Whitish opacities in the cornea usually appear during adolescence but may develop in early infancy, or as late as the 6th decade of life. The non-transparent areas progressively merge as the entire corneal stroma becomes cloudy, causing severe visual impairment usually before the 5th decade. The bilateral corneal opacities progressively extend through the entire thickness of the central and peripheral corneal stroma. The corneal stroma is thinner than normal.

Most cases of MCD are caused by mutations in the CHST6 gene (16q22) encoding a protein involved in the production of keratan sulfate, which plays a role in the maintenance of corneal transparency. More than 125 mutations in this gene have been identified to date.

MCD is characterized histopathologically by intracytoplasmic accumulations of non-sulfated keratan sulfate within the keratocytes and corneal endothelium, sparing the corneal epithelium. MCD is classified as a corneal stromal dystrophy but also involves the Descemet membrane and the corneal endothelium.

The clinical features of MCD are similar to the corneal involvement found in the systemic mucopolysaccharidoses, such as mucopolysaccharidosis type IH and IS and the mucolipidoses (see these terms).

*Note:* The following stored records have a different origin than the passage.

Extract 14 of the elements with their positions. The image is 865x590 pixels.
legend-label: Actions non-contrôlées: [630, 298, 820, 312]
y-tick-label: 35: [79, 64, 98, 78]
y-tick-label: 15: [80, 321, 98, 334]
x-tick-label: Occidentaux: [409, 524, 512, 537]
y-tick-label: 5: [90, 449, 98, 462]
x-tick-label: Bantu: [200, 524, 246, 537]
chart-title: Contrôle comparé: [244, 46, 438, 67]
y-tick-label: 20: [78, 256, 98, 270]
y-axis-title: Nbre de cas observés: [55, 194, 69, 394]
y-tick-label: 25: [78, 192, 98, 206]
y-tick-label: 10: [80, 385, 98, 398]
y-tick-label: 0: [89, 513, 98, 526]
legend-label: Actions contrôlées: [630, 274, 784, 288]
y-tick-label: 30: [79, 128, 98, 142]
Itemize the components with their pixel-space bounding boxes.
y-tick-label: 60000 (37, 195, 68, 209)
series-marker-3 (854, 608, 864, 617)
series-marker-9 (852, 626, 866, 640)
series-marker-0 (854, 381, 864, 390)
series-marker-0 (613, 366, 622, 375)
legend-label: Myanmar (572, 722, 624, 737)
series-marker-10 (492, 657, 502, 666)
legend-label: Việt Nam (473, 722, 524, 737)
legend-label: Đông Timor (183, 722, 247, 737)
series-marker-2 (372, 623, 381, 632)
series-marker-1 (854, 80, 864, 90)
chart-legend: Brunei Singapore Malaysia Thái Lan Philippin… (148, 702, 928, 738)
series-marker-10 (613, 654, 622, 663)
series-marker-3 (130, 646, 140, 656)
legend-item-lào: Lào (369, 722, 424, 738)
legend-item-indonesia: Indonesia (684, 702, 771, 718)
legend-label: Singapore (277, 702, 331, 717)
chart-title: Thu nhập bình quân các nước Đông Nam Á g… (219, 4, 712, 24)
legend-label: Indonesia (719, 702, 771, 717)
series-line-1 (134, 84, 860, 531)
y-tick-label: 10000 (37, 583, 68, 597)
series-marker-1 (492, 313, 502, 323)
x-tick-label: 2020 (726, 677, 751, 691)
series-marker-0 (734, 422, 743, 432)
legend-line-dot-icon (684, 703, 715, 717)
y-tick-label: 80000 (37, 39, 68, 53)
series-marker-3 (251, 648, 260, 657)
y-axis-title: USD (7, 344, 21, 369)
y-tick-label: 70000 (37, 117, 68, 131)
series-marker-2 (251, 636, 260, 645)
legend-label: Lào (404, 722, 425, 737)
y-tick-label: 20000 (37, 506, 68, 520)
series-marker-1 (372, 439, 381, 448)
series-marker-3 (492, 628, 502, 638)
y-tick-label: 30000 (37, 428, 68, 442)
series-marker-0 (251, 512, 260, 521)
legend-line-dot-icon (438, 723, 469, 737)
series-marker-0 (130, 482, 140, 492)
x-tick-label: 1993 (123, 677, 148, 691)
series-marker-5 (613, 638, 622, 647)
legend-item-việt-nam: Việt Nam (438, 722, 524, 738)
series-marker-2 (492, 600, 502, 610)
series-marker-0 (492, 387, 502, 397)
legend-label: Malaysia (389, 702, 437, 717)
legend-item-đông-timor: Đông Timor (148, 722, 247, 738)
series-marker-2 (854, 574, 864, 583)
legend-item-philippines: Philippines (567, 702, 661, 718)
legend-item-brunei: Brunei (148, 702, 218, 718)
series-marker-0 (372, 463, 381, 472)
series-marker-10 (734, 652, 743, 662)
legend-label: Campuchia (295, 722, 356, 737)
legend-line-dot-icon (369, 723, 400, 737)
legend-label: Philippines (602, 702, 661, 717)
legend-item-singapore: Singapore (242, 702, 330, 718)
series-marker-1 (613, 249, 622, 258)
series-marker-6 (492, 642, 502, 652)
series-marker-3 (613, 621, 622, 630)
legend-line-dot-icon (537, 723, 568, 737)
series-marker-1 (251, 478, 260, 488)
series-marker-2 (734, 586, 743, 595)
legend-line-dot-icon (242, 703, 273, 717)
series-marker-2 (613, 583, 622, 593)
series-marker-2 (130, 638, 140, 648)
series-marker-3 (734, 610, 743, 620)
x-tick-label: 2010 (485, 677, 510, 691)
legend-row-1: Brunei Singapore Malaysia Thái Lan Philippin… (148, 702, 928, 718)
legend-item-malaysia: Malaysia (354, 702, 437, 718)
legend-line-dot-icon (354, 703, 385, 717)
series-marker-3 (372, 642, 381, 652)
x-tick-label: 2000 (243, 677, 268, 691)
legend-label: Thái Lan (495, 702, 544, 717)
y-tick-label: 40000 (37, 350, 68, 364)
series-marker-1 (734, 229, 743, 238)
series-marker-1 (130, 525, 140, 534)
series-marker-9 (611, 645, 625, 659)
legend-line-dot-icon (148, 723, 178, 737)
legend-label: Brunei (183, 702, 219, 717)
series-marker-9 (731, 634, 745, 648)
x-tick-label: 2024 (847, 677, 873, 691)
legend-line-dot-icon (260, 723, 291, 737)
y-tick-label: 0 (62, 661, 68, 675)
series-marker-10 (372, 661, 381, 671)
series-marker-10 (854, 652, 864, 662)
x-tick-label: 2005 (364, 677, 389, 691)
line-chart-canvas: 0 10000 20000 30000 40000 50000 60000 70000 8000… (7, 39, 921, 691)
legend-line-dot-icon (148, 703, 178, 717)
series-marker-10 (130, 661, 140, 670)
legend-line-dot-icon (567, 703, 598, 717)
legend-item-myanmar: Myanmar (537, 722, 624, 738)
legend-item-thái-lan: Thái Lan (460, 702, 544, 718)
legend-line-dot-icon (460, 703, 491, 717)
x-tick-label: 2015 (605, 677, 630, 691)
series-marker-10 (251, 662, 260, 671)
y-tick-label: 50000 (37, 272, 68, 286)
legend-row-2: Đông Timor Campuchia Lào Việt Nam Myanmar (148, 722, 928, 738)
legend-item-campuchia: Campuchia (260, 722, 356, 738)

An autosomal recessive mode of inheritance has been shown in most cases, but some cases are of unknown etiology.

Since the condition affects the entire corneal stroma, Descemet membrane and corneal endothelium, lamellar keratoplasty does not excise all damaged tissue. Corneal transplantation may therefore be needed. Vision can be restored by corneal grafting but opacities may recur in the graft after many years.